After the initial hype, traffic went way down and now (July 2024) it gets around 3,000 visitors a month. Definitely nothing major, but I often see those components used in Svelte apps and often receive DM’s about it.
2024 website stats for SvelteKit
Marketing SvelteKit
The marketing for SvelteKit is almost entirely non-existent. It’s just been making helpful content and notifying search engines. Giving search engines what they want will serve it to people when they most need it anyway. So until I start adding richer functionality to the site, this is likely where my time is best spent.
I still haven’t made a logo yet and the favicon is the standard computer emoji. I subscribe to the idea of not getting carried away with branding before providing value, but I’ll admit it’s well overdue to tidy it up and make it brandable.
Monetizing
I have open-sourced everything to do with SvelteKit and haven’t monetized it yet.

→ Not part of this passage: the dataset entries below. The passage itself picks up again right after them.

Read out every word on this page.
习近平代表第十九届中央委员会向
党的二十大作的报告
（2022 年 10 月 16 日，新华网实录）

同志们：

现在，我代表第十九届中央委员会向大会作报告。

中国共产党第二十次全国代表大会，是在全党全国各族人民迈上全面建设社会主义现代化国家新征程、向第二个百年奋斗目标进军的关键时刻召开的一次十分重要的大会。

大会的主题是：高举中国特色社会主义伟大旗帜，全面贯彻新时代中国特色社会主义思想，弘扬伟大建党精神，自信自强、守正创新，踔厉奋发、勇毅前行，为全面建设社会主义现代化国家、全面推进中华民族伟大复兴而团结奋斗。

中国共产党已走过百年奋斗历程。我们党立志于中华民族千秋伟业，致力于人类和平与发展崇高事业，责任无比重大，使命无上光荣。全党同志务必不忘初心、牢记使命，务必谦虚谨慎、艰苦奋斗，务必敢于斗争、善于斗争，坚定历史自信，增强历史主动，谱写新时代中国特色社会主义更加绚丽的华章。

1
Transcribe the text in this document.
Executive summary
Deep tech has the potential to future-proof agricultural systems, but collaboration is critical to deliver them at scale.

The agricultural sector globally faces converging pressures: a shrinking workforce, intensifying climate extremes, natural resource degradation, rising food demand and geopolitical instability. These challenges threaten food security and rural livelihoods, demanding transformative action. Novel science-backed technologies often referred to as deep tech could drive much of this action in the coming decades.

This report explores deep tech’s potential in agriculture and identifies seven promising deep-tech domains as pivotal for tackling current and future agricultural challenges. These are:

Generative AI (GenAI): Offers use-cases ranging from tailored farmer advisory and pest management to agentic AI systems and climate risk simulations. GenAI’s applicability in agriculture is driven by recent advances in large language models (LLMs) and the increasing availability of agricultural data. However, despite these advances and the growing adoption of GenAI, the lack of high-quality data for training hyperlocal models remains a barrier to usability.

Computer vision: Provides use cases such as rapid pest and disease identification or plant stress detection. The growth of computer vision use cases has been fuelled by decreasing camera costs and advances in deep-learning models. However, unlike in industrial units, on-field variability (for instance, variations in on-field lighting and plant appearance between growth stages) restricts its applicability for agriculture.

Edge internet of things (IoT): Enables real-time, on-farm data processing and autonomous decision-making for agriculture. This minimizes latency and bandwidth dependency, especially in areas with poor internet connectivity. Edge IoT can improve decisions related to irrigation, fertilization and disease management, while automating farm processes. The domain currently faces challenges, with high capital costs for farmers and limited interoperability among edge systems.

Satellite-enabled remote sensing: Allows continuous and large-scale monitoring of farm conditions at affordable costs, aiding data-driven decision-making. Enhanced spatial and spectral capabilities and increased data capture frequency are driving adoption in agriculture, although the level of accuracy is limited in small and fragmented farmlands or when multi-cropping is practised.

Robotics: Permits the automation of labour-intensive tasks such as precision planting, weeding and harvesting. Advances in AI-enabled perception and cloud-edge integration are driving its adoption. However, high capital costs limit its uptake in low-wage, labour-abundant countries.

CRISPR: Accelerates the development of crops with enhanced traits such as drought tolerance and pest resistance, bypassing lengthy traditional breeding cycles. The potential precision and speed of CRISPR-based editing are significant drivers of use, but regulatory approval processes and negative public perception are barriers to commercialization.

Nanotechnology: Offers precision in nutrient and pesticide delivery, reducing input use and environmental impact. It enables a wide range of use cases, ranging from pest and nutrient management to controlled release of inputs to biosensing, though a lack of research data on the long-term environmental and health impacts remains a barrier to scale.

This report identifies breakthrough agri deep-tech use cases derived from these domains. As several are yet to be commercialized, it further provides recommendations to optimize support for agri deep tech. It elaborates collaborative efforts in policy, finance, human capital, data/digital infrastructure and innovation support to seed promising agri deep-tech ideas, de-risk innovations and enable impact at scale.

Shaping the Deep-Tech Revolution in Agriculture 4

I’m toying with the idea of building a free interactive academy for Svelte devs to learn and eventually get jobs by “proving themselves” - where SvelteKit can monetize on the backend through “referral” fees. Or better yet, users can earn money by completing SvelteKit bounties.
I’m open to ideas, so long as I stick to the mission of free information for everyone and only value-adds.
More recently, Jack has been busy building Taffy Finance - a gasless Defi protocol on the Saakuru chain. Keeping up the pace with this has meant content production for SvelteKit has been slow.
But he is still committed to meeting his targets by the end of the year, and into 2025.